Friday, March 04, 2005

Corporate peer-to-peer

is almost always a mistake. at any rate, it is anywhere where bandwidth is expensive.

I was just talking to someone at a company I do some consulting with. I was working remotely, and the link was ridiculously slow. Ping times were at around 1 second, and sometimes 1.5 seconds. I could still work (i've got some techniques involving rsync, for very bandwidth starved links, and i just type ahead), but I could work better if the bandwidth weren't so slow.


So I talked about the serious need in corporations to take steps to block p2p, and then, since it's impossible to block it completely, probably, to do as much as it can to monitor p2p and then to have a policy about p2p use (probably that it should not be allowed at all, and that it would be blocked and monitored, and violation would affect performance reviews).

That may sound draconian, but it's necessary.


  1. bandwidth costs money. even if it were cheap, if peer to peer didn't soak bandwidth the company wouldn't need that much bandwidth and could contract for less, thus paying less every month. That's money that goes straight to the bottom line.

  2. the company i'm using for my example runs its own publicly accessible mail and web servers and therefore their bandwidth is all fixed IP. That's a bit of a bug on the part of IT management, they could go with 80% dynamic IP bandwidth and then 20% fixed IP for mail and web. They would save quite a bit of money right there since fixed IP bandwidth carries a very high premium in the philippines. they would save more money just by buying dynamic bandwidth for staff time-wasting surfing and buying less fixed IP bandwidth for those services that require the bandwidth.

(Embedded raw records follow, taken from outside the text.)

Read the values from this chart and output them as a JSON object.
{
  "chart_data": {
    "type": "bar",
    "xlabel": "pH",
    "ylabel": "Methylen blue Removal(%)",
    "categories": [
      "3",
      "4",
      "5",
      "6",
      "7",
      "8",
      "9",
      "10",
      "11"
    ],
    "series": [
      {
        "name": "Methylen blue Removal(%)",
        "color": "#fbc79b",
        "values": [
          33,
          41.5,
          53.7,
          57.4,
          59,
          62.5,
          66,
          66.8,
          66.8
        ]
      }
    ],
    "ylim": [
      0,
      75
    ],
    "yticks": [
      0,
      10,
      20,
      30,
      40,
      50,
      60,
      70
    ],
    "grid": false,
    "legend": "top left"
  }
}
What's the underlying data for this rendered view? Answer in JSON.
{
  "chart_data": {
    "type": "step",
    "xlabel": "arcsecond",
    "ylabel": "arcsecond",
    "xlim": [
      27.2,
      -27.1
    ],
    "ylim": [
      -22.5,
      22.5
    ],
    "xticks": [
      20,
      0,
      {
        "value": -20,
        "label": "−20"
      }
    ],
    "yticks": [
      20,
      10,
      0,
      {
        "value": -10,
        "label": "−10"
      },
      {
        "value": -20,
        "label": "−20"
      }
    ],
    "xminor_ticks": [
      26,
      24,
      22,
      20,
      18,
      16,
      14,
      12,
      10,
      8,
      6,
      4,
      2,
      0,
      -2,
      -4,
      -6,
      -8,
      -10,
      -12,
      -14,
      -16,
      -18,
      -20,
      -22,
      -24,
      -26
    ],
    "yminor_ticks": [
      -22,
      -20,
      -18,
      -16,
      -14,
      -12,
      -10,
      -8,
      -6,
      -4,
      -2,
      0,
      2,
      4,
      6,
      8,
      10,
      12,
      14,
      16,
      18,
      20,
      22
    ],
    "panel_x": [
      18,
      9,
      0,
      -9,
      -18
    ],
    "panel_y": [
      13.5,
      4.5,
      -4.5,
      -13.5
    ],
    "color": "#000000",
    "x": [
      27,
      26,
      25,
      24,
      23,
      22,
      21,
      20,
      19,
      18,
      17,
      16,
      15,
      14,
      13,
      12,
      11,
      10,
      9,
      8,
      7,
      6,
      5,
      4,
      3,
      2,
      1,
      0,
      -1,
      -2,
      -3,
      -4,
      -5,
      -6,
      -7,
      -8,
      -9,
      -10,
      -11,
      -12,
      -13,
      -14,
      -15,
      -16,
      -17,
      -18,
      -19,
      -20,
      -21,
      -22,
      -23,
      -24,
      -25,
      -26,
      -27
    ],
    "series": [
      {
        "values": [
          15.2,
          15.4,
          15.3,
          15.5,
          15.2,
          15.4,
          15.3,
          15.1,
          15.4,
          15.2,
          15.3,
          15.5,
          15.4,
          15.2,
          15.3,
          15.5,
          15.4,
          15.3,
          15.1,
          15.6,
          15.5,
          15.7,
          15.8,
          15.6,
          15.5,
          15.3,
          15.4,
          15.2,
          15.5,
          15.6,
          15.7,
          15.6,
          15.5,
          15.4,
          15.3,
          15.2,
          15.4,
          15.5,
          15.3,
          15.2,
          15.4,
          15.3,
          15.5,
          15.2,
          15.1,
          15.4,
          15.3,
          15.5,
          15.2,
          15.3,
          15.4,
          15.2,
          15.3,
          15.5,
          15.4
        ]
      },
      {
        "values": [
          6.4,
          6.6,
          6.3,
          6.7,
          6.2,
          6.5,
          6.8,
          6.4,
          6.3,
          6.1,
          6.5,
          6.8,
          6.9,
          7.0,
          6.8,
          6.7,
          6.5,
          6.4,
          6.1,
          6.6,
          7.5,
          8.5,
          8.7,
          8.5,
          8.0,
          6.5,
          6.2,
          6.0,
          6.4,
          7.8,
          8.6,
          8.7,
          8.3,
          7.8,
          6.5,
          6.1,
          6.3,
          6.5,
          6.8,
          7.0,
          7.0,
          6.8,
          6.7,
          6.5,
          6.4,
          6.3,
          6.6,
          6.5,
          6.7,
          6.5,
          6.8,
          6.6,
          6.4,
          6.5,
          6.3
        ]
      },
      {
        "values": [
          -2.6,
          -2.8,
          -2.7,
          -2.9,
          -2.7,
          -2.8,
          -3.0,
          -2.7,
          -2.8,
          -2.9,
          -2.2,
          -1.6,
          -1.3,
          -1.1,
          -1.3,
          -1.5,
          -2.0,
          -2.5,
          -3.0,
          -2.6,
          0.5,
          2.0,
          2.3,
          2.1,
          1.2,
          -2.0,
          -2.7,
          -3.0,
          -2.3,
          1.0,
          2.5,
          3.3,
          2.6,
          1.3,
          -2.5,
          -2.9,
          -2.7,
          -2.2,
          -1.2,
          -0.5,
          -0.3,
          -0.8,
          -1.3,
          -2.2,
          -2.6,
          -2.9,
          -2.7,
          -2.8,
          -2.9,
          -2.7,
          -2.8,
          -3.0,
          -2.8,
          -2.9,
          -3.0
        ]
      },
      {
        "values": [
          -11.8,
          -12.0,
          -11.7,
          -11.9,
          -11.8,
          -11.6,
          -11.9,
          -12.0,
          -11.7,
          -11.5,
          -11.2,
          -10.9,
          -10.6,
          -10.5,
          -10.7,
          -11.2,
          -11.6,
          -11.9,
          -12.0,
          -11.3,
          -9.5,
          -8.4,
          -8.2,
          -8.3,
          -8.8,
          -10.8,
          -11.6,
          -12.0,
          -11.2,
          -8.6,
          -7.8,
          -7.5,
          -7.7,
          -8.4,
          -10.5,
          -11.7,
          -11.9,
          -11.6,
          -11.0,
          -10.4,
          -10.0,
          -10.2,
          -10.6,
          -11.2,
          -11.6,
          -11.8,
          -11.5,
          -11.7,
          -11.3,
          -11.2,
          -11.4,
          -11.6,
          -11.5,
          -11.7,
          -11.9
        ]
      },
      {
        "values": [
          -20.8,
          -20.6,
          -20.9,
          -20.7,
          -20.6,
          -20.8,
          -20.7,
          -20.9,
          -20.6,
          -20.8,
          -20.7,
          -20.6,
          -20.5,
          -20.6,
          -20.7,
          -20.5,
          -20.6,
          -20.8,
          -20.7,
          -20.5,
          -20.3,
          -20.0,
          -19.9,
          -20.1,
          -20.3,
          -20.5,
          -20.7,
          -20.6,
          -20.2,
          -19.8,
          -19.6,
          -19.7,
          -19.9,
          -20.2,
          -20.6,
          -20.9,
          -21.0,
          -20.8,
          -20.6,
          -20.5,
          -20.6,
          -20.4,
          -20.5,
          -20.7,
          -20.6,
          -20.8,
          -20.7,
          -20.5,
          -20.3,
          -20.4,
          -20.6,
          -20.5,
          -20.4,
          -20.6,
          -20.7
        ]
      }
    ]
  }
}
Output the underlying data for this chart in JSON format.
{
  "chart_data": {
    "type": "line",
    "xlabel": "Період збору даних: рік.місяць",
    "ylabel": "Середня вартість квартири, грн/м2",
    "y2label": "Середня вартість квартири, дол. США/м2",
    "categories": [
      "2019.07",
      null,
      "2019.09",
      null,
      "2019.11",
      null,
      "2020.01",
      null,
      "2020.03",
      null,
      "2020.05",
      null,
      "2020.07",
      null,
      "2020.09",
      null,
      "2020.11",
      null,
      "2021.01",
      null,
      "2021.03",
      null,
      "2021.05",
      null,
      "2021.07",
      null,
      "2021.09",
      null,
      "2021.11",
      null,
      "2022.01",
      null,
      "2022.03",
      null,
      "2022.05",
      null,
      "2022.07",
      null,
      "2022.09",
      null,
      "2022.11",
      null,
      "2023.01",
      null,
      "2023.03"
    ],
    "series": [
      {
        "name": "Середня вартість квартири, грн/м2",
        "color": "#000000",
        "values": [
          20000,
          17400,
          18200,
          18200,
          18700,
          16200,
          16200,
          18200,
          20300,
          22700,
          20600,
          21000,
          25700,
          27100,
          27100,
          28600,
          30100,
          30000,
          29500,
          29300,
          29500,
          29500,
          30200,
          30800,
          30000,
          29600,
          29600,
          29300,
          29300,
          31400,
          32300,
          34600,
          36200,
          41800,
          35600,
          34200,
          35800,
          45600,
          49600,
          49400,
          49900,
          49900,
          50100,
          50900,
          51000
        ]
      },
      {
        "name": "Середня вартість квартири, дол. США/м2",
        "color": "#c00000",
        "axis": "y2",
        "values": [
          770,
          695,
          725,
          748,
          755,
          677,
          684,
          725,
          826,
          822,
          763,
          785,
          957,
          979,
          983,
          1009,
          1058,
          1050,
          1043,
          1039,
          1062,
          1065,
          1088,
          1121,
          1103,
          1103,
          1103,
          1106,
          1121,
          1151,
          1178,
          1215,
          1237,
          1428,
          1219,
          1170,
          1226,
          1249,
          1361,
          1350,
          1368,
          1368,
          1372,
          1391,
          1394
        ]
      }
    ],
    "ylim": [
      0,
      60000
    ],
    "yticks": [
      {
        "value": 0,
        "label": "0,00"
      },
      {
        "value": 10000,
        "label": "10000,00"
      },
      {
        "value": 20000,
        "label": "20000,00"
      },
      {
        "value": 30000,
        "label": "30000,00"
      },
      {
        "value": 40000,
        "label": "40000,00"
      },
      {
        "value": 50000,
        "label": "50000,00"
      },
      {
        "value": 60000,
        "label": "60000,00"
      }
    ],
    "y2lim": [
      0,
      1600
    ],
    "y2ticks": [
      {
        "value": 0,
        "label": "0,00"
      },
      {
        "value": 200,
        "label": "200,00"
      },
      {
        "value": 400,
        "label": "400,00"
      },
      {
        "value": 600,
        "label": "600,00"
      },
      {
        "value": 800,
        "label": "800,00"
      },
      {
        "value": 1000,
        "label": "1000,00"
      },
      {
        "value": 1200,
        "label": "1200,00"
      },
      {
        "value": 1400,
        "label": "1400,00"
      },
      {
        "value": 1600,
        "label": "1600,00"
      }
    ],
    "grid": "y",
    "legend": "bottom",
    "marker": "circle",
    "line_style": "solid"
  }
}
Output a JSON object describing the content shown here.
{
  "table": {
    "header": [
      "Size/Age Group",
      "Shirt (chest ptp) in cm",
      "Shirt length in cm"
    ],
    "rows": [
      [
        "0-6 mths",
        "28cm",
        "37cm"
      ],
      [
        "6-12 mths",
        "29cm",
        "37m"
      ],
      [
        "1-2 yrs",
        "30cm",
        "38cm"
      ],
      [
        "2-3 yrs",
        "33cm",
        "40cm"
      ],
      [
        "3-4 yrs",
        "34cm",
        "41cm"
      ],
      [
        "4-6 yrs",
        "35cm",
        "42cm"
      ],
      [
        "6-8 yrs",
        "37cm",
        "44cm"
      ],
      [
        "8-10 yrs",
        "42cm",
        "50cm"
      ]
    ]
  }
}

  3. in a litigious world, it's for the company's good that peer to peer is blocked and violations monitored and punished. The same company has received a warning letter from a RIAA/MPAA related agency, apparently someone had left their bittorrent client on and had been downloading and serving enough files that they attracted someone's notice.


Naturally, this sort of thinking won't sit well with employees. But frankly, I don't think it matters. The staff aren't being monitored for wasteful surfing (of which, perhaps half of all surfing at the office is wasteful and not work related or only very peripherally work related), so their surfing for entertainment is a free benefit of employment. It's only fair that those online activities which might be damaging to the company be disabled so that other online activities of neutral or only mildly negative value may be allowed.